Alas, this question is impossible to answer, but there might well be another way of considering the problem. The universe is complete in and of itself, but it also differs with mathematics in another way that is perhaps more fundamental: Each moment in the history of the universe is unique, different from every other, both before and after. This appears to contradict the property Gödel exploited to translate one system into another, and yet simultaneously conform with the property that every number is unique. Putting this another way, in mathematics nothing is unique except for numbers. Any system can be rewritten in an equivalent manner. Think of it as using a browser on a Mac or a PC. The underlying software is entirely different, but they perform equivalently. The universe, however, isn’t translatable in that manner as far as we can tell.
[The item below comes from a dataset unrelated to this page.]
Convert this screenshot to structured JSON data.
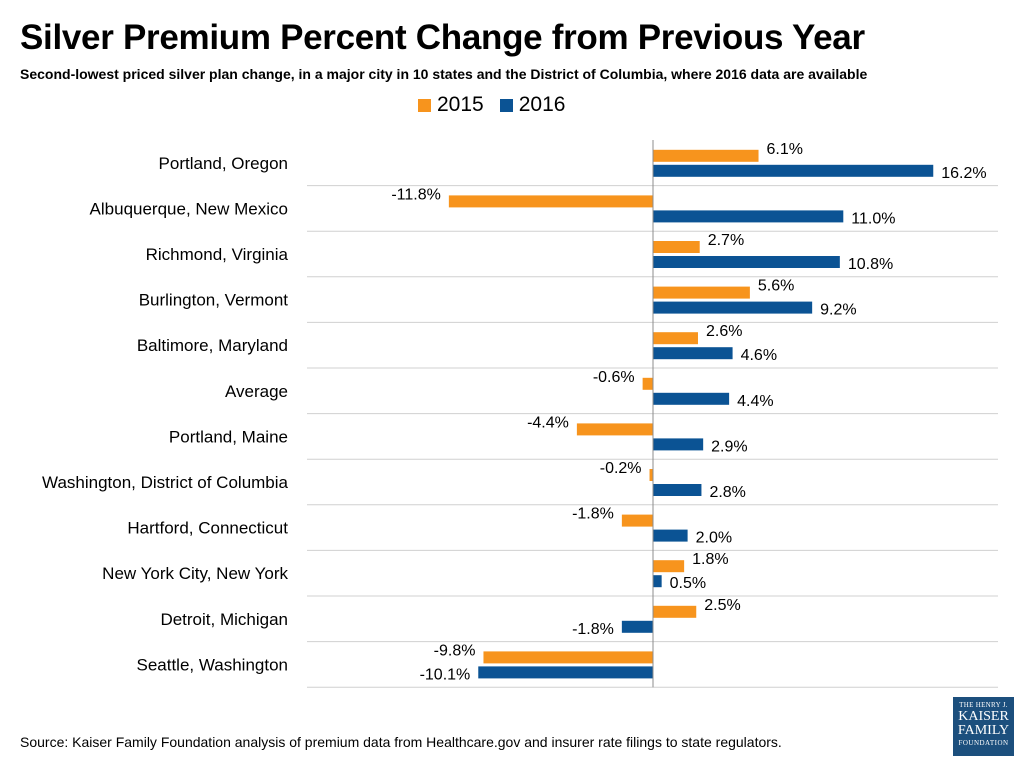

It is unique in its makeup and its history and it couldn’t be any other way; if you were to change one thing in the distant past, the events that come after would all be different as well. Moreover, it is not fully proven that one can necessarily infer the specific past state from the present. Our physics, unfortunately, does not accurately reflect that. Instead, the idea that each moment is relative and readily replicated forward and backward in time is fundamental. It is believed that if you know everything about a system, you can rewind and fast forward however you like. This proposition seems to work on a small scale with a closed system, but we have no real way of knowing if it is true of the universe as a whole. This could be because the assumption that the laws of nature, as codified by mathematics, are fixed and unchangeable is assumed. We are projecting backwards based on how things appear to work today, but what if they worked differently some time in the past, and the unique state of the universe is not simply defined by the matter and forces at play, but also by how they interact at any given instant?

Of course, I am not remotely qualified to ponder things much further than this surface level philosophy, but there are certainly those that are, such as the renowned physicist Lee Smolin who advanced similar ideas in *The Singular Universe and the Reality of Time*. The challenge for theoretical physics today is that innovative thinking is at a low ebb, while conformity to the supremacy of math is at its peak. The scientific community needs to reverse this trend, and consider a broader range of alternative approaches that begin with how the universe actually works. What makes it singular and unique, different moment by moment from everything else. Rather than exploring the infinite mathematical spaces hidden in models, we should explore the world that is right in front of us, where the arrow of time only runs way, there are only three physical dimensions, and no alternative universes forever beyond our perception and measurement. One way we might do this is to consider whether we can prove experimentally that each moment is truly unique. Modern physics is based on an equivalency between states. If two systems exist in the same state, they will evolve the same way in both the future and the past. It strikes me that this proposition should be testable. First, can two systems truly occupy the exact same state? Second, even if they do, will they truly evolve the same precise way? If we could show that either is not the case, we can establish that one of our key underlying propositions about the universe is incorrect and point the way towards a new approach.

We might not be able to make mathematics complete, but it seems conceivable we could develop a model that tries to incorporate the uniqueness of each and every moment, the same way Gödel exploited number properties. Think of it as a block-chain universe: Each moment bears a unique signature, connecting it to the previous moment and setting the stage for the future.